- Directed by: Franco Nero
- Starring: Franco Nero
- Cinematography: Giovanni Cavallini
- Music by: Lino Patruno
- Release date: 2005;
- Language: Italian

= Forever Blues =

Forever Blues is a 2005 Italian drama film written, directed and starred by Franco Nero, at his debut as director. It is loosely based on the drama with the same name by Enrico Bernard.

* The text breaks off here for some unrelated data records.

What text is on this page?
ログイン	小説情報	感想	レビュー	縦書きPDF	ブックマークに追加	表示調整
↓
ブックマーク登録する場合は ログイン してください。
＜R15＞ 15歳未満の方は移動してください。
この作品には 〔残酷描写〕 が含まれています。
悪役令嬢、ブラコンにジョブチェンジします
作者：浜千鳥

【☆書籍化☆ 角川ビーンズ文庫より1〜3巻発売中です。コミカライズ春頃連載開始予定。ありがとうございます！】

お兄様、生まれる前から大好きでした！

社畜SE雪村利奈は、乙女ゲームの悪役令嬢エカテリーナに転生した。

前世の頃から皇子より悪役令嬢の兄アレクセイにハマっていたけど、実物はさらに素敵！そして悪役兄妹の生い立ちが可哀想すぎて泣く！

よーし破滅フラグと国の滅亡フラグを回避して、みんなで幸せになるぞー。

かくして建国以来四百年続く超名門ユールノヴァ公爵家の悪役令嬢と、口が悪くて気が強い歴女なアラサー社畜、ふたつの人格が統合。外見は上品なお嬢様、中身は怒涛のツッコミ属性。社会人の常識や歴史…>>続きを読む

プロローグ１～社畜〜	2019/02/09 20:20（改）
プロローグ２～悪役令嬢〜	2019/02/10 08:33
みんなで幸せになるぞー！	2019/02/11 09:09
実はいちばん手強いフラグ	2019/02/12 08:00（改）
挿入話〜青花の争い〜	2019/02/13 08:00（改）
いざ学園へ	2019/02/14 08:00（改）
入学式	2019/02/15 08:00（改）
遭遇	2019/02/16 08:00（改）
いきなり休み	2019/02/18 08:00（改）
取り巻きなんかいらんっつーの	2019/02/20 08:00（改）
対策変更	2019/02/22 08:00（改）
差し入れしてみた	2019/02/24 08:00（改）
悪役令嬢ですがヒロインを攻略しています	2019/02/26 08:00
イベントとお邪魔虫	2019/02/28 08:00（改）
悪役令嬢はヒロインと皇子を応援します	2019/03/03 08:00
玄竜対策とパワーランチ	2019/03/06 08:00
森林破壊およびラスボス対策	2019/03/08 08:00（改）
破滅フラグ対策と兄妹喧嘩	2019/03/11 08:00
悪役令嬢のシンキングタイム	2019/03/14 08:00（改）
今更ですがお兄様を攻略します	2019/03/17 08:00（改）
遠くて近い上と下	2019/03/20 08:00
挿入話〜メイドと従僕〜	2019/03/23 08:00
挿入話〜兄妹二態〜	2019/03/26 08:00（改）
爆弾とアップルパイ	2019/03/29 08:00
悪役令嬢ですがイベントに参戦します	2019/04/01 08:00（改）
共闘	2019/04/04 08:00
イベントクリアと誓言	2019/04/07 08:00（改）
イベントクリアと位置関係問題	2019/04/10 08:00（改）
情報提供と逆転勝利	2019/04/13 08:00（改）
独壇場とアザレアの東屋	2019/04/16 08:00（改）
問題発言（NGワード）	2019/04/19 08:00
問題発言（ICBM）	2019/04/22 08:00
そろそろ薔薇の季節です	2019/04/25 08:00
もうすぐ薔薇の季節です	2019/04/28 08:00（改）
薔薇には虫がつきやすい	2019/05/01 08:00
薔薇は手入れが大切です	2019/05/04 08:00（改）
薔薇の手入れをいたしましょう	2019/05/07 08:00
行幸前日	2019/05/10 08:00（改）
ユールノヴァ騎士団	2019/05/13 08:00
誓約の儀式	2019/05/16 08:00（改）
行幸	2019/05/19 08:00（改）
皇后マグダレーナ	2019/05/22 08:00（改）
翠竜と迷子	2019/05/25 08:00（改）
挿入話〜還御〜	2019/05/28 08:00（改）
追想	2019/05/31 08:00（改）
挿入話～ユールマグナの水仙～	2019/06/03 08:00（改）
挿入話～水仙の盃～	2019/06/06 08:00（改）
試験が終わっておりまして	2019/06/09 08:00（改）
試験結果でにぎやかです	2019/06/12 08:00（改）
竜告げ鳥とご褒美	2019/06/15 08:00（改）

At the time of its release the film was openly praised by Italian first lady Franca Ciampi, wife of President of the Italian Republic Carlo Azeglio Ciampi, that defined the film as "educational, emotional, bright and poetic".

== Cast ==
- Daniele Piamonti: Marco
- Franco Nero: Luca
- Valentina Mezzacappa: Marco's lover
- Robert Madison: Marco adult
- Minnie Minoprio: the singer

==Reception==

===Critical response===

Forever Blues garnered a mixed to negative reception from critics. Giancarlo Zappoli, writing for Mymovies.it, gave the film a 2 out of 5 stars review. Bruno Trigo, writing for Cinema4Stelle, gave the film a 1.5 out of 4 stars review.

===Award===
Franco Nero received a "Special Jury Award" for Forever Blues at the 2006 Globo d'oro.